In [1]:
import torch
from accelerate import Accelerator
from functions import get_model

model, _, _ = get_model()

#分卷保存模型参数
Accelerator().save_model(model,
                         'model/accelerator.save_model',
                         max_shard_size='500MB',
                         safe_serialization=True)

model.classifier.weight

Detected kernel version 3.10.0, which is below the recommended minimum of 5.5.0; this can cause the process to hang.

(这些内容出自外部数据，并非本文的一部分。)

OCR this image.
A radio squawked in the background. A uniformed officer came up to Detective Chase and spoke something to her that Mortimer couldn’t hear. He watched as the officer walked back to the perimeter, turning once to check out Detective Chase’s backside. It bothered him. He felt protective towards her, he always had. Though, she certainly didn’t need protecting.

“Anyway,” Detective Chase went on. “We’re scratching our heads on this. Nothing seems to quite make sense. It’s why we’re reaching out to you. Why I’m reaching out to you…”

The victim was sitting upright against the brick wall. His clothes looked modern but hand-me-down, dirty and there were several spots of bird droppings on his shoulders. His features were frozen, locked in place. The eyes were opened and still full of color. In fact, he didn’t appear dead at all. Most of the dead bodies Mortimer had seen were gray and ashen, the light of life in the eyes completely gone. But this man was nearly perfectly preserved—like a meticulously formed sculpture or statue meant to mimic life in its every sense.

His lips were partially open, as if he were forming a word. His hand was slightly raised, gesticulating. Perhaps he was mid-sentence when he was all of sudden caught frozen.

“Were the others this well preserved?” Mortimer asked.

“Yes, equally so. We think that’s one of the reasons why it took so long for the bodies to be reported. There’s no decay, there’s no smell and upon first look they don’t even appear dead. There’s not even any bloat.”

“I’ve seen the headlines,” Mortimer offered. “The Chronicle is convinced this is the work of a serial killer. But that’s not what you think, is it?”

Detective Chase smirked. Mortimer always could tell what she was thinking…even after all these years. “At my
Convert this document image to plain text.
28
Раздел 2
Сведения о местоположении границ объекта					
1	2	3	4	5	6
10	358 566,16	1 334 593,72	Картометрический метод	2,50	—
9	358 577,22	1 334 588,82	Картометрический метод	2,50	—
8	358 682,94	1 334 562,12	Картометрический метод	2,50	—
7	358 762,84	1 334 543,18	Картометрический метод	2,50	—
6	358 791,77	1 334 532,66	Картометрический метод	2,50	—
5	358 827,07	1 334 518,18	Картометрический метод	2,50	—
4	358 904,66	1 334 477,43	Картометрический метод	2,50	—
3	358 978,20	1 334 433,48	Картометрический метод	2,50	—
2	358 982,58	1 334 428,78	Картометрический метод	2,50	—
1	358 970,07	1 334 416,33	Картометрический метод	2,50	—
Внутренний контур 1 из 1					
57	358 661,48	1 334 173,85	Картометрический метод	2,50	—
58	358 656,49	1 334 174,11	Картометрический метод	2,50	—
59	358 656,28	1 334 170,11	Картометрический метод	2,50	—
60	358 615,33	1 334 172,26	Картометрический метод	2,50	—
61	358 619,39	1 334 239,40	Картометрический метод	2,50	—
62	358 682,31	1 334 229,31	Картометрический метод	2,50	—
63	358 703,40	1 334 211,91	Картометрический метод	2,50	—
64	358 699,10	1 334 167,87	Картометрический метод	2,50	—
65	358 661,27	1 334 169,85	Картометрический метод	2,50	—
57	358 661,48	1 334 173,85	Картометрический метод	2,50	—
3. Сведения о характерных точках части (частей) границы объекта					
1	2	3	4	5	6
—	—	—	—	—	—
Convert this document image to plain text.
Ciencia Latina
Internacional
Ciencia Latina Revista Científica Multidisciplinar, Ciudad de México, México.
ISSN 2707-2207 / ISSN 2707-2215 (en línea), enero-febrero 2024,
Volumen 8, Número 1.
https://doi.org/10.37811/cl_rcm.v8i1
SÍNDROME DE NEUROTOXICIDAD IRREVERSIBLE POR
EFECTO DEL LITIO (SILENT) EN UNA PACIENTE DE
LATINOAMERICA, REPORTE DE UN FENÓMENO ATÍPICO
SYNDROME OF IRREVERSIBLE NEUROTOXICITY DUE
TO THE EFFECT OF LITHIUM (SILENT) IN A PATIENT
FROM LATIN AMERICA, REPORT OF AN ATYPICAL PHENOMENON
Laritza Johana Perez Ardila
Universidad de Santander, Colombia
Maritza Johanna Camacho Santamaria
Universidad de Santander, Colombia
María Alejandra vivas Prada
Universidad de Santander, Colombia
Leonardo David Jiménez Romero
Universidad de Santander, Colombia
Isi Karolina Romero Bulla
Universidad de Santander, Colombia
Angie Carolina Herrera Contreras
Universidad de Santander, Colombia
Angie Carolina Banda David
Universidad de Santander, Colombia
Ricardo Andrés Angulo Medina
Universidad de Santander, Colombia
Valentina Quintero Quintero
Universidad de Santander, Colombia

It is recommended to upgrade the kernel to the minimum version or higher.


Parameter containing:
tensor([[ 0.0083, -0.0032,  0.0090,  ..., -0.0094, -0.0195, -0.0106],
        [ 0.0328,  0.0008, -0.0473,  ..., -0.0041,  0.0306, -0.0190],
        [-0.0062, -0.0369, -0.0352,  ..., -0.0250, -0.0268,  0.0037],
        ...,
        [-0.0247,  0.0047, -0.0030,  ...,  0.0281,  0.0045, -0.0040],
        [ 0.0285,  0.0244,  0.0216,  ...,  0.0085,  0.0094, -0.0250],
        [ 0.0051, -0.0237,  0.0188,  ...,  0.0097,  0.0214,  0.0038]],
       requires_grad=True)

In [2]:
from accelerate import load_checkpoint_in_model

model, _, _ = get_model()

#直接加载模型参数
load_checkpoint_in_model(model, 'model/accelerator.save_model')

model.classifier.weight

Parameter containing:
tensor([[ 0.0083, -0.0032,  0.0090,  ..., -0.0094, -0.0195, -0.0106],
        [ 0.0328,  0.0008, -0.0473,  ..., -0.0041,  0.0306, -0.0190],
        [-0.0062, -0.0369, -0.0352,  ..., -0.0250, -0.0268,  0.0037],
        ...,
        [-0.0247,  0.0047, -0.0030,  ...,  0.0281,  0.0045, -0.0040],
        [ 0.0285,  0.0244,  0.0216,  ...,  0.0085,  0.0094, -0.0250],
        [ 0.0051, -0.0237,  0.0188,  ...,  0.0097,  0.0214,  0.0038]],
       requires_grad=True)

In [3]:
from accelerate import init_empty_weights

#构建模型但不初始化参数,这可以节省内存
with init_empty_weights():
    model, _, _ = get_model()

model.classifier.weight

Parameter containing:
tensor(..., device='meta', size=(10, 768), requires_grad=True)

In [4]:
from accelerate import load_checkpoint_and_dispatch

#加载参数
#device_map=auto,自动分配设备,首先会使用显存,然后是内存,最后是磁盘
#这里使用的是手动分配
model = load_checkpoint_and_dispatch(model,
                                     checkpoint='model/accelerator.save_model',
                                     device_map={
                                         'bert': 0,
                                         'dropout': 'cpu',
                                         'classifier': 'disk'
                                     },
                                     offload_folder='offload_folder')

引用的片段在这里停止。